The vsan.check.limits command verifies that none of the vSAN thresholds are being breached.

> ls
0 /
1 vcsa-04.rainpole.com/
> cd 1
/vcsa-04.rainpole.com> ls
0 Datacenter (datacenter)
/vcsa-04.rainpole.com> cd 0
/vcsa-04.rainpole.com/Datacenter> ls
0 storage/
1 computers [host]/
2 networks [network]/
3 datastores [datastore]/
4 vms [vm]/
/vcsa-04.rainpole.com/Datacenter> cd 1
/vcsa-04.rainpole.com/Datacenter/computers> ls
0 Cluster (cluster): cpu 155 GHz, memory 400 GB
1 esxi-dell-e.rainpole.com (standalone): cpu 38 GHz, memory 123 GB
2 esxi-dell-f.rainpole.com (standalone): cpu 38 GHz, memory 123 GB
3 esxi-dell-g.rainpole.com (standalone): cpu 38 GHz, memory 123 GB
4 esxi-dell-h.rainpole.com (standalone): cpu 38 GHz, memory 123 GB
/vcsa-04.rainpole.com/Datacenter/computers> vsan.check_limits 0
2017-03-14 16:09:32 +0000: Querying limit stats from all hosts ...
2017-03-14 16:09:34 +0000: Fetching vSAN disk info from esxi-dell-m.rainpole.com (may take a moment) ...
2017-03-14 16:09:34 +0000: Fetching vSAN disk info from esxi-dell-n.rainpole.com (may take a moment) ...
2017-03-14 16:09:34 +0000: Fetching vSAN disk info from esxi-dell-o.rainpole.com (may take a moment) ...
2017-03-14 16:09:34 +0000: Fetching vSAN disk info from esxi-dell-p.rainpole.com (may take a moment) ...
2017-03-14 16:09:39 +0000: Done fetching vSAN disk infos
+--------------------------+--------------------+-----------------------------------------------------------------+
| Host                     | RDT                | Disks                                                           |
+--------------------------+--------------------+-----------------------------------------------------------------+
| esxi-dell-m.rainpole.com | Assocs: 1309/45000 | Components: 485/9000                                            |
|                          | Sockets: 89/10000  | naa.500a075113019b33: 0% Components: 0/0                        |
|                          | Clients: 136       | naa.500a075113019b37: 40% Components: 81/47661                  |
|                          | Owners: 138        | t10.ATA_____Micron_P420m2DMTFDGAR1T4MAX_____ 0% Components: 0/0 |
|                          |                    | naa.500a075113019b41: 37% Components: 80/47661                  |
|                          |                    | naa.500a07511301a1eb: 38% Components: 81/47661                  |
|                          |                    | naa.500a075113019b39: 39% Components: 79/47661                  |
|                          |                    | naa.500a07511301a1ec: 41% Components: 79/47661                  |
<<truncated>>

From a network perspective, it is the RDT associations (Assocs) and sockets count that are important. There are 45,000 associations per host in vSAN 6.0 and later. An RDT association is used to track peer-to-peer network state within vSAN. vSAN is sized so that it never runs out of RDT associations. vSAN also limits how many TCP sockets it is allowed to use, and vSAN is sized so that it never runs out of its allocation of TCP sockets. There is a limit of 10,000 sockets per host.

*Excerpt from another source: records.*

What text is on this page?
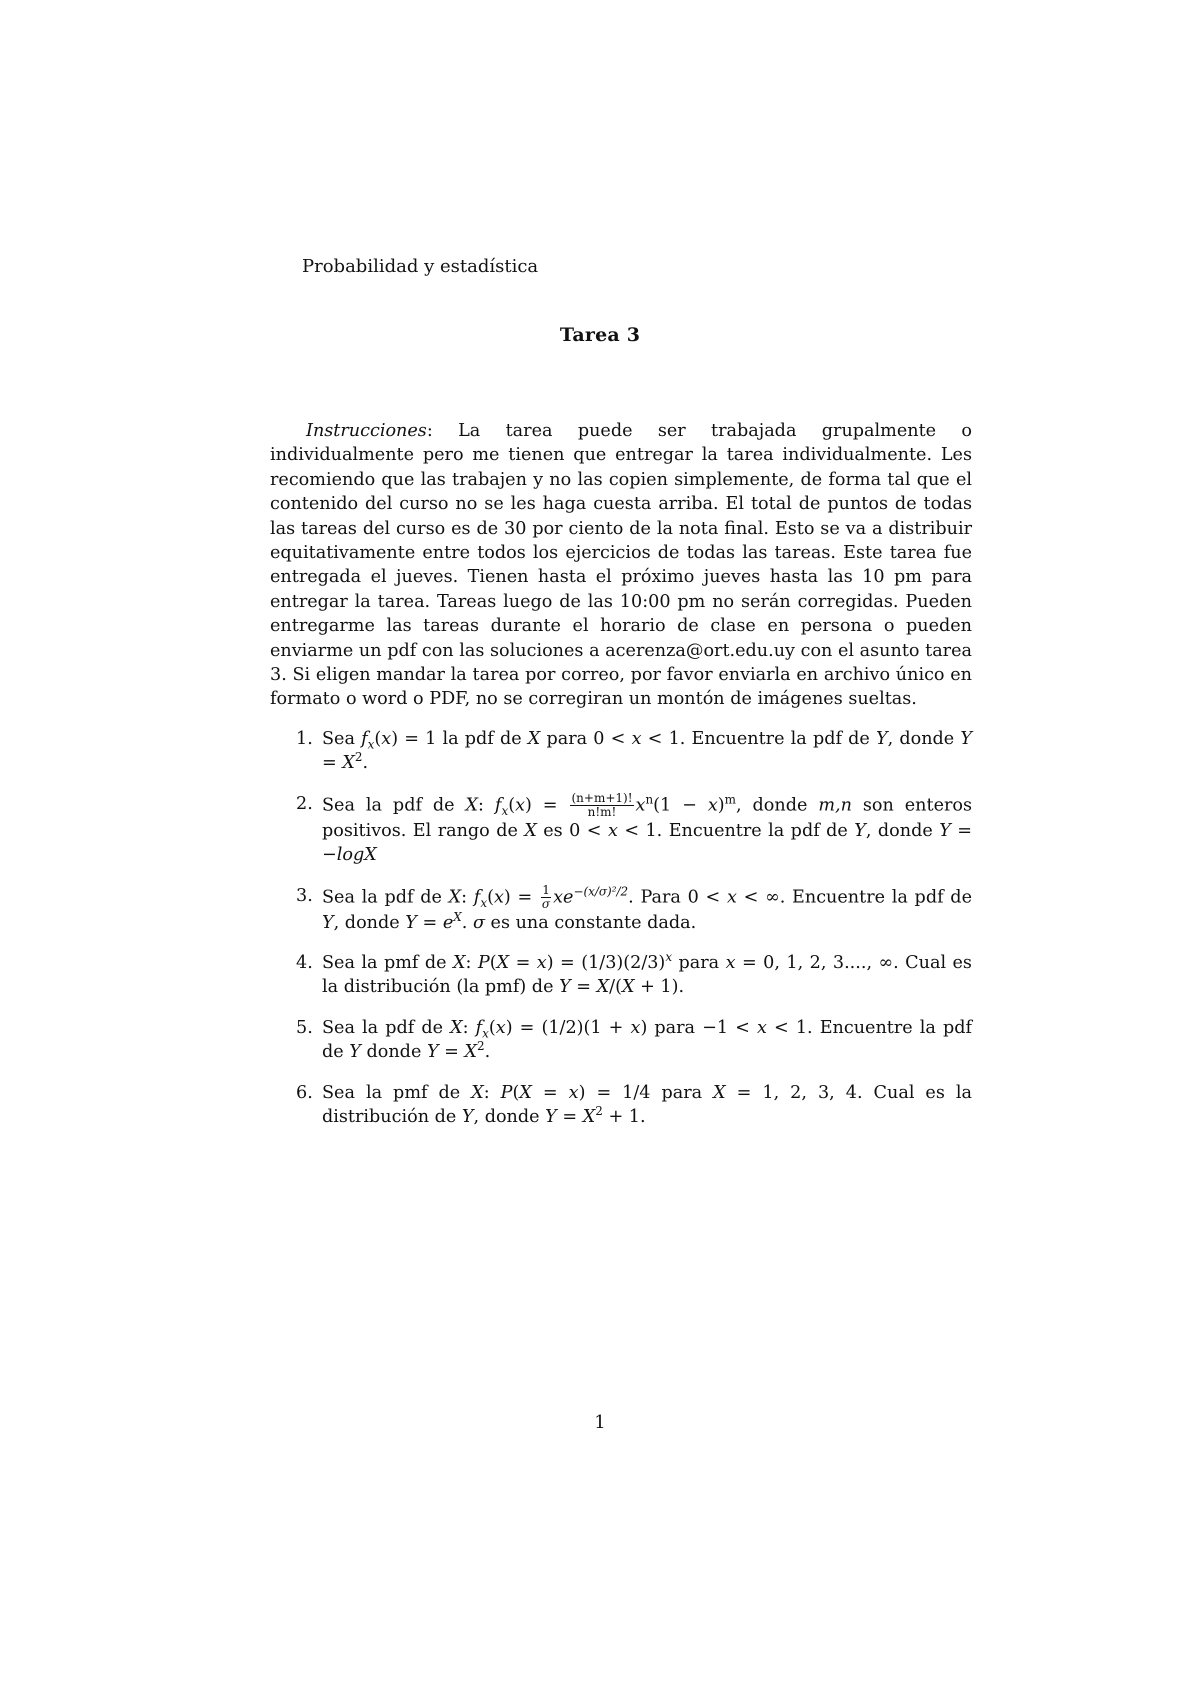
Probabilidad y estadística
Tarea 3

Instrucciones: La tarea puede ser trabajada grupalmente o individualmente pero me tienen que entregar la tarea individualmente. Les recomiendo que las trabajen y no las copien simplemente, de forma tal que el contenido del curso no se les haga cuesta arriba. El total de puntos de todas las tareas del curso es de 30 por ciento de la nota final. Esto se va a distribuir equitativamente entre todos los ejercicios de todas las tareas. Este tarea fue entregada el jueves. Tienen hasta el próximo jueves hasta las 10 pm para entregar la tarea. Tareas luego de las 10:00 pm no serán corregidas. Pueden entregarme las tareas durante el horario de clase en persona o pueden enviarme un pdf con las soluciones a acerenza@ort.edu.uy con el asunto tarea 3. Si eligen mandar la tarea por correo, por favor enviarla en archivo único en formato o word o PDF, no se corregiran un montón de imágenes sueltas.

1. Sea $f_x(x) = 1$ la pdf de X para 0 < x < 1. Encuentre la pdf de Y, donde $Y = X^2$.
2. Sea la pdf de X: $f_x(x) = \frac{(n+m+1)!}{n!m!} x^n(1 - x)^m$, donde m,n son enteros positivos. El rango de X es 0 < x < 1. Encuentre la pdf de Y, donde Y = −logX
3. Sea la pdf de X: $f_x(x) = \frac{1}{\sigma} xe^{-(x/\sigma)^2/2}$. Para 0 < x < ∞. Encuentre la pdf de Y, donde $Y = e^X$. σ es una constante dada.
4. Sea la pmf de X: $P(X = x) = (1/3)(2/3)^x$ para x = 0, 1, 2, 3...., ∞. Cual es la distribución (la pmf) de Y = X/(X + 1).
5. Sea la pdf de X: $f_x(x) = (1/2)(1 + x)$ para −1 < x < 1. Encuentre la pdf de Y donde $Y = X^2$.
6. Sea la pmf de X: P(X = x) = 1/4 para X = 1, 2, 3, 4. Cual es la distribución de Y, donde $Y = X^2 + 1$.
1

A vSAN client represents object's access in the vSAN cluster. The client typically represents a virtual machine running on a host. The client and the object might not be on the same host. There is no hard defined limit, but this metric is shown to help understand how clients balance across hosts.

There is only one vSAN owner for a given vSAN object, typically co-located with the vSAN client accessing this object. vSAN owners coordinate all access to the vSAN object and implement functionality, such as mirroring and striping. There is no hard defined limit, but this metric is once again shown to help understand how owners balance across hosts.